Mesclando produtos feitos a partir do plástico e com algodão nacional, a Salve Terra promove oficinas em bairros populares. Foi através de uma delas, no bairro de Sussuarana, que Guilherme conheceu a família que, hoje, produz a maior parte das embalagens da Salve Terra. A marca compra o plástico de catadores, envia para a pequena fábrica no subúrbio de Salvador e recompra o material em forma de embalagens. “Se o mundo é complexo e está se modificando, o empreendedorismo precisa estar conectado a este mundo e ser capaz de encampar avanços e ajustes”, diz Guilherme. “O ato de empreender precisa andar, cada vez mais, junto ao ato de transformar”.

Respostas

Foi a busca por uma transformação no estilo de vida que fez Verônica Simões, 50, trocar o escritório de advocacia em que trabalhava por um forno e muitos quilos de argila. Criando uma xícara um tanto torta e depois um vaso meio desproporcional, ela diz ter encontrado sua profissão: ceramista. Entre 2007 e 2009, Verônica aprimorou sua técnica, mas uma coisa ainda a incomodava. O segmento que havia escolhido para labutar usava a lenha como a principal fonte de energia para a produção de telhas, tijolos e outros materiais. Um processo caríssimo ao meio ambiente. E, então, veio a segunda guinada, o ingresso de Verônica num curso de engenharia ambiental. O objetivo: conceber um projeto de redução de impacto no meio ambiente durante a fabricação da cerâmica. Adotado pelo Fundo Clima e pelo Fundo Nacional de Desenvolvimento Florestal, do governo federal, o projeto assinado por ela e por outros três engenheiros foi colocado em prática em 2014. Com as medidas adotadas, pequenas e médias indústrias ceramistas de Pernambuco, Bahia e Paraíba conseguiram reduzir em até 30% o consumo de lenha.

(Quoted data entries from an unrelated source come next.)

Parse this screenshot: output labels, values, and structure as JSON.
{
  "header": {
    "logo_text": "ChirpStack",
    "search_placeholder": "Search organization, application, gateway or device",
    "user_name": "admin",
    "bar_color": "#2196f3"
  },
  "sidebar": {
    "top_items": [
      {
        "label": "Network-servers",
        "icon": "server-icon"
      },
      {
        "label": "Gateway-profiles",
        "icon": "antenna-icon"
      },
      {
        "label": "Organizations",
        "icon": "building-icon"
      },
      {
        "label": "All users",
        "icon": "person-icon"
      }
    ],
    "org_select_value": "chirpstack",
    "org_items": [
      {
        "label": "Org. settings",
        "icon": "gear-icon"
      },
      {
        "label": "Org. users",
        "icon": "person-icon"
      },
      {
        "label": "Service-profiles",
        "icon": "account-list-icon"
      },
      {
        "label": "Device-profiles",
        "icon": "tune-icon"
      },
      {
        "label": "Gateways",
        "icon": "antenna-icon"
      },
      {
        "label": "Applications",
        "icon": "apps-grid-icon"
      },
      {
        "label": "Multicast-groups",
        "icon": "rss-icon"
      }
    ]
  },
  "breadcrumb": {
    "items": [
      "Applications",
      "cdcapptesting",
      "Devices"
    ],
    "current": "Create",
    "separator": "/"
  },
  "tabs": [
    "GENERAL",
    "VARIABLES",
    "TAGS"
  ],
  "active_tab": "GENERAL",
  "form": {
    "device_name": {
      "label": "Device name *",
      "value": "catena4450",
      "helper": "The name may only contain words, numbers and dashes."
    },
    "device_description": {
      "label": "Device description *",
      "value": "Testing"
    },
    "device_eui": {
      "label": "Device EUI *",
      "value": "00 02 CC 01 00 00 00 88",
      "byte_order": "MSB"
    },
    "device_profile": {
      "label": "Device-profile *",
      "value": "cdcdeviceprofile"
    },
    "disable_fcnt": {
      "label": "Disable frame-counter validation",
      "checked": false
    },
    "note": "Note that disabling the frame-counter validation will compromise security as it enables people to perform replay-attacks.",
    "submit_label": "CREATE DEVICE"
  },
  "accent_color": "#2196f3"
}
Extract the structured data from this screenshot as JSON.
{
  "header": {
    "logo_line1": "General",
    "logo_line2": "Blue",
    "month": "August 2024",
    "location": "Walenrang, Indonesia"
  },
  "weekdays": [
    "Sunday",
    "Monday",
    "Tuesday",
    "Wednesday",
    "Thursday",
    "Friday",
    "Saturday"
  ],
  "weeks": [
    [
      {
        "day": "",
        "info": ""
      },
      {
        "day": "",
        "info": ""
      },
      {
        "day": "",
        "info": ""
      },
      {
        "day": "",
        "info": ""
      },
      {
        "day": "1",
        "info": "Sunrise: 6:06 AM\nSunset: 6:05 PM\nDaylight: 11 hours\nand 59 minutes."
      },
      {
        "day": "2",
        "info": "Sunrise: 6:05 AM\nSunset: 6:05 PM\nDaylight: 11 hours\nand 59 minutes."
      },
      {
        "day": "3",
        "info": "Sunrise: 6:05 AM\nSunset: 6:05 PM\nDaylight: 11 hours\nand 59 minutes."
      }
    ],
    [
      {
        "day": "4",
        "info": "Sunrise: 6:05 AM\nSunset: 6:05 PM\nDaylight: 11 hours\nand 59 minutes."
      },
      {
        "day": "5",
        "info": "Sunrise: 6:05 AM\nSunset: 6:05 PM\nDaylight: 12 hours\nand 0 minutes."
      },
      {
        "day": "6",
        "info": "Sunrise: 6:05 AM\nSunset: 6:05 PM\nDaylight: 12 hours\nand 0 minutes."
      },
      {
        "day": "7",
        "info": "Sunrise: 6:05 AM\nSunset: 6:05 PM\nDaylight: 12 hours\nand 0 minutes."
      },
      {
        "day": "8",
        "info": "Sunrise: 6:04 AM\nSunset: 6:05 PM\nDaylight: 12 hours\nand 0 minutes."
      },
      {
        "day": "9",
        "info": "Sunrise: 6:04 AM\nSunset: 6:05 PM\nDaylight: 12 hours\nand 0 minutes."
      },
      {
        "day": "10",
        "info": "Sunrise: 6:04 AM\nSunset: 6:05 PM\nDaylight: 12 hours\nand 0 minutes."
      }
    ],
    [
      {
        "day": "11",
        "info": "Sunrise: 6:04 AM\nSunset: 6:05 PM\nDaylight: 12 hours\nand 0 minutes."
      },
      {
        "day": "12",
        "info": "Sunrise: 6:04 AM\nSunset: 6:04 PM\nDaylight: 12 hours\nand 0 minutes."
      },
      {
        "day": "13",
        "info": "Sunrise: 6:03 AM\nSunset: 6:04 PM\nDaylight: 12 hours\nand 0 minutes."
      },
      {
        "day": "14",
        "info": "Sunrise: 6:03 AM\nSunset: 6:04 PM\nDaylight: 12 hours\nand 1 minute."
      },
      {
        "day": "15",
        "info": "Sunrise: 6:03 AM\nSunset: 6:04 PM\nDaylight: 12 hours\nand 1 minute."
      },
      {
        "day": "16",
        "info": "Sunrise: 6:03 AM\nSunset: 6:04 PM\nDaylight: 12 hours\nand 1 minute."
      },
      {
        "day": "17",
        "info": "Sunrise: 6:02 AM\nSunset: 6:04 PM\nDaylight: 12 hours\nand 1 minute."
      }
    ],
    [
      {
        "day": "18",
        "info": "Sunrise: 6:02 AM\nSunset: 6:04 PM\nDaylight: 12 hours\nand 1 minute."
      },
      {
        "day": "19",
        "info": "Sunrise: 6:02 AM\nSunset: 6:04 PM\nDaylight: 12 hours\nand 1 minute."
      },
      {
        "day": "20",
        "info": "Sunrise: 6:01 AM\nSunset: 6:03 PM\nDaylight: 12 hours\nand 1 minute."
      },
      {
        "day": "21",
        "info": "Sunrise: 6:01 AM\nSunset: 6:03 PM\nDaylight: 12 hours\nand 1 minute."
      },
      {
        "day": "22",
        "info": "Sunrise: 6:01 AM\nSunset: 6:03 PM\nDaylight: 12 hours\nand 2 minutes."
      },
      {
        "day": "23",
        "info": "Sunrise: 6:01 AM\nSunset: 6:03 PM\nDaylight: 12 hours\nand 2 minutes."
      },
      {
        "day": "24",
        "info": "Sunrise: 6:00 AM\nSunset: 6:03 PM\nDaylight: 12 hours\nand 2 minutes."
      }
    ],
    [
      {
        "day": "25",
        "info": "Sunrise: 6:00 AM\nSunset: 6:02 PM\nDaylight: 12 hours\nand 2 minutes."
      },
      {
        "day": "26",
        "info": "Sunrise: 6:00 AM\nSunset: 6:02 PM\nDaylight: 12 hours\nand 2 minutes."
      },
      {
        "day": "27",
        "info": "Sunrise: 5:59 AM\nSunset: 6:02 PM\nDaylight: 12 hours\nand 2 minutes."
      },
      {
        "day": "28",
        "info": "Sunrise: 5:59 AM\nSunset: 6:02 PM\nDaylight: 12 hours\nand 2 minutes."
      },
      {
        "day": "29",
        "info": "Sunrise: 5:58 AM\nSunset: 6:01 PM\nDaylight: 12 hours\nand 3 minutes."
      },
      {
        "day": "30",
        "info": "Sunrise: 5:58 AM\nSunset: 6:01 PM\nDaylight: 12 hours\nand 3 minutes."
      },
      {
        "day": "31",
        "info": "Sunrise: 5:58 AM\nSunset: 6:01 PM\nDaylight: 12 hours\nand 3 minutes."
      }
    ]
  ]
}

“Mas o mundo pede respostas rápidas”, diz Verônica, que comercializa seus vasos, pratos e cumbucas num ponto comercial no município de Uruçuca, no sul da Bahia. O próximo passo, ela diz, será substituir a lenha pela biomassa (matéria orgânica, de origem vegetal ou animal) para alimentar os fornos. Uma catequese em pequenas fábricas que ela já iniciou em abril deste ano. “A economia vive uma era de desequilíbrio, que se soma a crises de caráter ambiental, político e cultural. O estrago é amplo e o tempo é breve”, diz Verônica. “Existem instrumentos para acelerar a mudança necessária. A maior delas é cruzar lucro e propósito”.

Numa de suas viagens ao interior de Pernambuco, no ano passado, ela topou com um ceramista que, assustado com a conversa politizada da colega, perguntou se Verônica era comunista. Ao que ela respondeu, como quem responde a um descrente. “Comunista, não sei. Mas espero ser sobrevivente”.